Transcript of CPC Indonesia

  • 5/25/2018 CPC Indonesia

    1/10

    Tembaga Phthalocyanine (BPK) pigmen , berdasarkan warna sangat brilian, kekuatan mencat yang

    tinggi, biaya rendah dan sifat tahan luntur luar biasa, telah mnjajaki industri pewarna sejak

    pengenalan komersial mereka pada tahun 1935. Mereka akan melengkapi 70 tahun pelayanan

    berjasa sebagai pigmen yang tak tertandingi dari berbagai jenis pigmen biru dan hijau. Dalam konteks

    ini sangat tepat untuk menyajikan tinjauan singkat pada beberapa aspek yang berkaitan dengan asal mereka,

    pengembangan, mekanisme pembentukan dan rincian halus lainnya yang berkaitan dengan berbagai sifat-sifat

    Phthalocyanine

    Pada awal abad ke-20, pigmen biru yang tersedia secara komersial terutama terdiri dari Ultramarine

    biru, biru Prusia, Indigo derivatif dan beberapa turunan azo. Sayangnya tidak ada yang memiliki

    kualitas yang diinginkan dan diminta oleh industri warna. Sebagian besar dari pigmen ini memiliki

    ketahanan kimia yang rendah , tidak terlalu tahan asam atau ketahanan alkali, tidak mempunyai

    daya tahan luntur yang baik terhadap panas dan cahaya dan sublimasi yang rendah. Para ahli kimia

    warna dalam hari-hari yang membutuhkan pigmen murah dan tahan lama yang bisa mengisi wilayah

    kebiruan dari ruang warna. Penemuan copper phthalocyanine biru memberi mereka solusi yang

    memuaskan untuk masalah mereka. Pigmen Phthalocyanine terbukti menjadi pigmen organik yang

    luar biasa karena perlawanan mereka yang luar biasa terhadap serangan kimia, tahan luntur yang

    baik terhadap panas dan cahaya, dikombinasikan dengan kecerahan dan kebersihan - semua

    kualitas yang dicari oleh industri warna.

    Serendipities

    Ketika kita kembali ke masa lalu dan memilah-milah sejarah phthalocyanines, kita bisa melihat tiga

    cerita serendipity yang menarik.

    1. Pada tahun 1907, Braun dan Tchermiac mencoba untuk mensintesis o-cyanobenzamide dengan

    dehidrasi phthalamide menggunakan anhidrida asetat (Skema 1). Para ilmuwan gagal untuk

    mendapatkan produk yang diinginkan tetapi sebaliknya punya sejumlah kecil senyawa kebiruan

    terang yang kemudian dikenal sebagai Phthalocyanine logam bebas. Sayangnya, para ilmuwan gagaluntuk mengenali pentingnya penemuan mereka.

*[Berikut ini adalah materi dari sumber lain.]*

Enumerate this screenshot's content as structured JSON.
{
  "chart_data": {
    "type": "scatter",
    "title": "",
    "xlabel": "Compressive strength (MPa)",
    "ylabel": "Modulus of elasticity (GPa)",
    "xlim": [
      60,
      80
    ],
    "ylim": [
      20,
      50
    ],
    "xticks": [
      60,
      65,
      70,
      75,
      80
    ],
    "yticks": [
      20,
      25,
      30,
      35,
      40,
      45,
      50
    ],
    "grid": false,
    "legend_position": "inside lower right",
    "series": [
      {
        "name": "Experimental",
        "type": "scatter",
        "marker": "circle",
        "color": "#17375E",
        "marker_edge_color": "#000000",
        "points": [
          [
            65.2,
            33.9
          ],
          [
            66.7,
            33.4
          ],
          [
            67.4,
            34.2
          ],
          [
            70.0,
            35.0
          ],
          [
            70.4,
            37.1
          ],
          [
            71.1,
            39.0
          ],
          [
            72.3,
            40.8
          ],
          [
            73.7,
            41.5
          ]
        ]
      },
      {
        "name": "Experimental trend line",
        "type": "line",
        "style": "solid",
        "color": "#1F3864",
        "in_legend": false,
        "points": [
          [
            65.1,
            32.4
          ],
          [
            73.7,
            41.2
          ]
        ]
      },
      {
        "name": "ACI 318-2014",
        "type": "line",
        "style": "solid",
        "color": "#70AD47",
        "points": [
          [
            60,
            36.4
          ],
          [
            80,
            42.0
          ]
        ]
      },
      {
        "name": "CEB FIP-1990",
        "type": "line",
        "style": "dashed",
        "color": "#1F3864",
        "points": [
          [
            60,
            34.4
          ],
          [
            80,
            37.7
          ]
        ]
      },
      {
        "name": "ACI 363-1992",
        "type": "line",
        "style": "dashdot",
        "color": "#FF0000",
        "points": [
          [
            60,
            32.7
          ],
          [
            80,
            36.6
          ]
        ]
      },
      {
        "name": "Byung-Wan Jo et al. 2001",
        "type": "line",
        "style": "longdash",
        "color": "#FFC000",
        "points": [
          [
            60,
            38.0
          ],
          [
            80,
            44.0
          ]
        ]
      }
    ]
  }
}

  • 5/25/2018 CPC Indonesia

    2/10

    2. Butuh waktu 20 tahun untuk kedua sengaja disintesis dari bagian Phthalocyanine. Kimiawan dari

    Swiss yaitu Von der Weid dan de Diesbach berusaha untuk mensintesis phthalonitrile dari o-

    dibromobenzene dan sianida tembaga. Anehnya, produk yang mereka hasilkan terisolasi dari massa

    reaksi adalah kompleks tembaga biru bukan phthalonitrile (Skema 2).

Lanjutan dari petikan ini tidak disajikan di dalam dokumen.